Down 21-3 to begin the third quarter of the SEC Championship Game, Missouri decided to tempt fate. The Tigers scored 10 points in the third quarter to move within a single score of Alabama. Woken from its slumber, the Crimson Tide then proceeded to pour on 21 points in a dominant four quarter, putting the game out of reach and giving Nick Saban his third SEC title and a shot at his fourth national championship at Alabama.
It started out looking like a blowout. It took less than four minutes for Alabama to march 68 yards down the field and score a game-opening touchdown, then force Missouri into a three-and-out. The score would remain there for the rest of the first quarter, but the signs of the Tide's dominance were already mounting: 101 yards of total offense to 21 for Missouri; seven first downs, compared to one; and Missouri having run the ball four times for three yards.
Alabama would tack on two more touchdowns in the second quarter, answered only by a field goal on Missouri's part, giving the Tide a 21-3 lead. By halftime, Maty Mauk was 7-of-17 for 87 yards passing and Missouri's running game was averaging 2.1 yards a carry. Meanwhile, Blake Sims was 15-of-17 for 160 yards and a touchdown, and while the Alabama running game was only having marginal success (3.4 yards a carry), the Tide seemed to be pulling away.
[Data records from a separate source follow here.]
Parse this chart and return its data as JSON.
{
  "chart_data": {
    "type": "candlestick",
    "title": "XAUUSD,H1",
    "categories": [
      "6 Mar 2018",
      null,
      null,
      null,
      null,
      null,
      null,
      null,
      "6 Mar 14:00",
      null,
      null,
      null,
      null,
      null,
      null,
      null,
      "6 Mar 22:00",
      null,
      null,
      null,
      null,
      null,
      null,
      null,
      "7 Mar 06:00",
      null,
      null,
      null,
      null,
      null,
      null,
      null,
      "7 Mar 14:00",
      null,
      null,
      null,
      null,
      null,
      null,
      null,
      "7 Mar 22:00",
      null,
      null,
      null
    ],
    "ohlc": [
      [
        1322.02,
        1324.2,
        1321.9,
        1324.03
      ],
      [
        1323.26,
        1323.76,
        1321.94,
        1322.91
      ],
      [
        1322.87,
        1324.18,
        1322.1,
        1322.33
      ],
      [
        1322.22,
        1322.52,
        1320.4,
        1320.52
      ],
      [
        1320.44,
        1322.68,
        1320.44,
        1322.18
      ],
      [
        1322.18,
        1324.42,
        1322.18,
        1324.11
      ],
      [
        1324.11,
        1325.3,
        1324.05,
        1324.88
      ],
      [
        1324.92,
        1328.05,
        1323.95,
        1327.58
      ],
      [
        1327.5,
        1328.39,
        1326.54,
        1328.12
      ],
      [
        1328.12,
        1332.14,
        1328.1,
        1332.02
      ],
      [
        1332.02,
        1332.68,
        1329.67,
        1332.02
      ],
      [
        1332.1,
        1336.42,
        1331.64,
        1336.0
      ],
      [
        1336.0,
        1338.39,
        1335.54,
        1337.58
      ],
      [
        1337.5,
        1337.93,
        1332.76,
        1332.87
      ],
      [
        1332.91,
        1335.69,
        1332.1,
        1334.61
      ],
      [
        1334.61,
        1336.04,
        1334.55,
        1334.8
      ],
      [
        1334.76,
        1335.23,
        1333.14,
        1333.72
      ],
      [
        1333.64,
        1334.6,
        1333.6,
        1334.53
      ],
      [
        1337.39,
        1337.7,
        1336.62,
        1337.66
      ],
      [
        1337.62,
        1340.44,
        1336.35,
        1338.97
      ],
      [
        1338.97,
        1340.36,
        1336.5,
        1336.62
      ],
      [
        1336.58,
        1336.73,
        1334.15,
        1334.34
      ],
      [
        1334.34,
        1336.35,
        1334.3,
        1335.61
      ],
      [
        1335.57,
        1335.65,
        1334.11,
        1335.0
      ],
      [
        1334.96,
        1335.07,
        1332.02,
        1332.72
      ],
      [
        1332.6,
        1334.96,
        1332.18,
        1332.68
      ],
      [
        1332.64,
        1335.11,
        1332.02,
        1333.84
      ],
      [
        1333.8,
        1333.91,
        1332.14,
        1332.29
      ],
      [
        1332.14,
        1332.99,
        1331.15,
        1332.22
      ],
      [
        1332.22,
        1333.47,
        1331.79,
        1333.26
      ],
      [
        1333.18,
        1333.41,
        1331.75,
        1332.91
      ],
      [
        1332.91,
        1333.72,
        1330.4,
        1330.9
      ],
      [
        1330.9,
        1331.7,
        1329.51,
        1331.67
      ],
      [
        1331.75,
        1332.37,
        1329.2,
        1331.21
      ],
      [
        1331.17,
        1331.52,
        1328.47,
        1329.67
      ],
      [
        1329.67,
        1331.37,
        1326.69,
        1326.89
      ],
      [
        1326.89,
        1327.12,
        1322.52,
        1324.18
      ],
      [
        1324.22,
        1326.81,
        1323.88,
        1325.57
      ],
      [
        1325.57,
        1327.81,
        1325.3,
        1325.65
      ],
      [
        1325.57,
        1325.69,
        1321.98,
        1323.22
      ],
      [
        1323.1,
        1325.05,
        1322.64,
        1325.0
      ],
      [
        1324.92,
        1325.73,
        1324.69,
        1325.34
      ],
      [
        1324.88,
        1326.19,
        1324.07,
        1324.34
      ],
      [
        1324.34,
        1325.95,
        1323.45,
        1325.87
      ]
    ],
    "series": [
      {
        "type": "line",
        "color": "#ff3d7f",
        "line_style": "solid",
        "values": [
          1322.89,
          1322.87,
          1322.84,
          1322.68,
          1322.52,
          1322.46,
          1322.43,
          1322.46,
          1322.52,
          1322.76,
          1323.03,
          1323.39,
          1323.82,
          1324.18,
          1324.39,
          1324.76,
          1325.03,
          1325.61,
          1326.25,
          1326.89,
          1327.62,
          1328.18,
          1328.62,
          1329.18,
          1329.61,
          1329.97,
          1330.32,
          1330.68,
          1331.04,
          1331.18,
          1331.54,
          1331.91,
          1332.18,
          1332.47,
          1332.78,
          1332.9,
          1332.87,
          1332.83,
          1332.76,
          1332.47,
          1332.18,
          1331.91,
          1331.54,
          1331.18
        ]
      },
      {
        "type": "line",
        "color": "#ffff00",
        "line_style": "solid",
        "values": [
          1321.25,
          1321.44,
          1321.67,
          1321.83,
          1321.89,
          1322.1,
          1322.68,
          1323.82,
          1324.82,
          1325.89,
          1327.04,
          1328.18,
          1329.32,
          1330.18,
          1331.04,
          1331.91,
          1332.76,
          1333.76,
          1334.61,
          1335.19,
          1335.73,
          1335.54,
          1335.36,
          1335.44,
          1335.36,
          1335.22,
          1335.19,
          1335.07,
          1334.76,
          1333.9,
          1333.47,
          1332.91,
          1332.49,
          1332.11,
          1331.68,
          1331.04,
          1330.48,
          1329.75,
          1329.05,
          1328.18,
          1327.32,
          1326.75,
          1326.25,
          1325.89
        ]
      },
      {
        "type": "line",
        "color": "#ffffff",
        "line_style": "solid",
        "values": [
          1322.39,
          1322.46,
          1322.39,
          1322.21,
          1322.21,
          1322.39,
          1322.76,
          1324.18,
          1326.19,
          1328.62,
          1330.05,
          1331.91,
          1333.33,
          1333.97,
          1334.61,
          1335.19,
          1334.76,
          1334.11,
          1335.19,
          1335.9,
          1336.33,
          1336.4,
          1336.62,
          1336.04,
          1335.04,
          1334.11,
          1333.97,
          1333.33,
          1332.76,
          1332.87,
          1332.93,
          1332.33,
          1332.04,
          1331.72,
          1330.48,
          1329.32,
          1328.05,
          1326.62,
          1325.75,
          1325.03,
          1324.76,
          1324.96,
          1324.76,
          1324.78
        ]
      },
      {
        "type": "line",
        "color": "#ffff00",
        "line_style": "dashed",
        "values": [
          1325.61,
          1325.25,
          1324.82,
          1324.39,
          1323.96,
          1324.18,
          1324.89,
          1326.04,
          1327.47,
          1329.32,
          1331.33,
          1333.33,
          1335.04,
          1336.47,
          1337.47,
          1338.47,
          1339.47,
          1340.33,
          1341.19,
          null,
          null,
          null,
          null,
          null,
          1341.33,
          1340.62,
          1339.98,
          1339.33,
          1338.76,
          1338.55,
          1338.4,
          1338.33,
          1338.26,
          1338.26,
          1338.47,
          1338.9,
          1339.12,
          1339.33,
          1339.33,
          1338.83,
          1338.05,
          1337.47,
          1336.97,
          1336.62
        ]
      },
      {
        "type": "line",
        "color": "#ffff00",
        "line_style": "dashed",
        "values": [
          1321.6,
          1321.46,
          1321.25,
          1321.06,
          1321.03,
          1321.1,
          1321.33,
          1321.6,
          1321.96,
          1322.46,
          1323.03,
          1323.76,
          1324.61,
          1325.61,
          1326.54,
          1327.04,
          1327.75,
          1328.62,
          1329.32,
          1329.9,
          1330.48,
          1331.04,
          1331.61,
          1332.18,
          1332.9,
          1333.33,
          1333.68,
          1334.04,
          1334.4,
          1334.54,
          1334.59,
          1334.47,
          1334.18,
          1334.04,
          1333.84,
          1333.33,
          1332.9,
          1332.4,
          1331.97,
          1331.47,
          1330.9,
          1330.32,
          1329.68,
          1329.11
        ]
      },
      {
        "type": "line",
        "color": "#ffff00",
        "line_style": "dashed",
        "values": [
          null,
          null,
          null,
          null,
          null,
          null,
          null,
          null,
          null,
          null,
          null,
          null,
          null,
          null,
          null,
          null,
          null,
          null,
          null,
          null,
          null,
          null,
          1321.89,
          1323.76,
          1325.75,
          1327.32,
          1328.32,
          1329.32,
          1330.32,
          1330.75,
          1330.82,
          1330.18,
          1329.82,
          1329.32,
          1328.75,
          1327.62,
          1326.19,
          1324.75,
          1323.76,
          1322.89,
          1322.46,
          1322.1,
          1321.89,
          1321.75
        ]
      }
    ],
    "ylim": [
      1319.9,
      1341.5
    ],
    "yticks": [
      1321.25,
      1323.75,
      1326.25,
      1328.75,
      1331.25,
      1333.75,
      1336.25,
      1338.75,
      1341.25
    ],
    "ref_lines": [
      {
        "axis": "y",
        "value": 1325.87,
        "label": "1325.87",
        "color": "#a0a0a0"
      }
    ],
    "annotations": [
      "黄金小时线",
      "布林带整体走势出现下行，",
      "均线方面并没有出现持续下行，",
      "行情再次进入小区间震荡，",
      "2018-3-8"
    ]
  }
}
Things started to turn ever so slightly for Missouri -- or at least its passing game -- in the third quarter. Mauk went 6-of-10 for 134 yards, all but 14 of those yards coming on throws to Jimmie Hunt. The ground game was still sputtering, but Missouri appeared to be finding its way back into the game. Sims was still playing well, and by almost any statistical measure Alabama was still firmly in control of the game. But the score told the story of an uncomfortably close game.
That's when Alabama put things out of reach. A 10-play drive for a touchdown. An eight-play drive for a touchdown. In about 12 minutes of game time, Missouri went from kicking a field goal and pulling within eight points to being down by 22 points and essentially being knocked out of the game. Much of the Tide's success in that fourth quarter came from the ground game: Derrick Henry churned out 88 yards on six carries, part of a running attack that produced 134 yards on 14 attempts. The rout was on well before Henry carried it one more time to boost the final margin to 29 points.
When it was over, Sims had set a new SEC Championship Game record for completion percentage (23-of-27, 85.2 percent), and a new Alabama record for passing yards in a season. Amari Cooper set the title game record for catches in the same game that brought him the SEC record for receptions in a season. Remember when we all laughed about Lane Kiffin becoming the offensive coordinator in Tuscaloosa?
Congrats 2 @AmariCooper9 on the record! Couldn't ask for a better player to represent that accomplishment! Go get my career yards too!— Jordan Matthews (@jmattjmattjmatt) December 6, 2014
And with that, Alabama might have put behind it one of the most dangerous threats to its standing as the highest-profile program in college football since Nick Saban arrived. Whether you want to consider the dynasty over or not, it's clear that the Tide aren't going anywhere -- less than a year after the Sugar Bowl debacle against Oklahoma, following on the heels of the kick-six, made Alabama look a little less frightening than it had been during the glory years. Saturday's game also provided Alabama with an implicit answer to critics who had called for Oregon to move to No. 1 after the Ducks' obliteration of Arizona; Missouri might not be quite as good as the Wildcats, but Alabama has a blowout in its own conference championship game to point toward.
For Missouri, it was a painful game that doesn't hurt the Tigers all that much. They were playing with house money on Saturday, with a win enough to vault them into a playoff-aligned bowl and a loss simply meaning that would have to settle for Citrus Bowl, or perhaps a trip to the Outback. That's nothing to be ashamed of when you consider that most outside observers saw Missouri as perhaps a fourth-place team in the SEC East to start the season. And while the Tigers are new to the conference, there's a long list of teams that have gotten blown out by Nick Saban and the Tide in critical games.
For Alabama, though, this is only the beginning. If 2014 is about redeeming the program after the failures of 2013, there are two more games that have to be won. The first will almost certainly feature a return to the Sugar Bowl in New Orleans on Jan. 1 for the semifinals. Win there, and the Tide will head to Arlington to play for the national championship. Lose either of those games, and the questions will start all over again.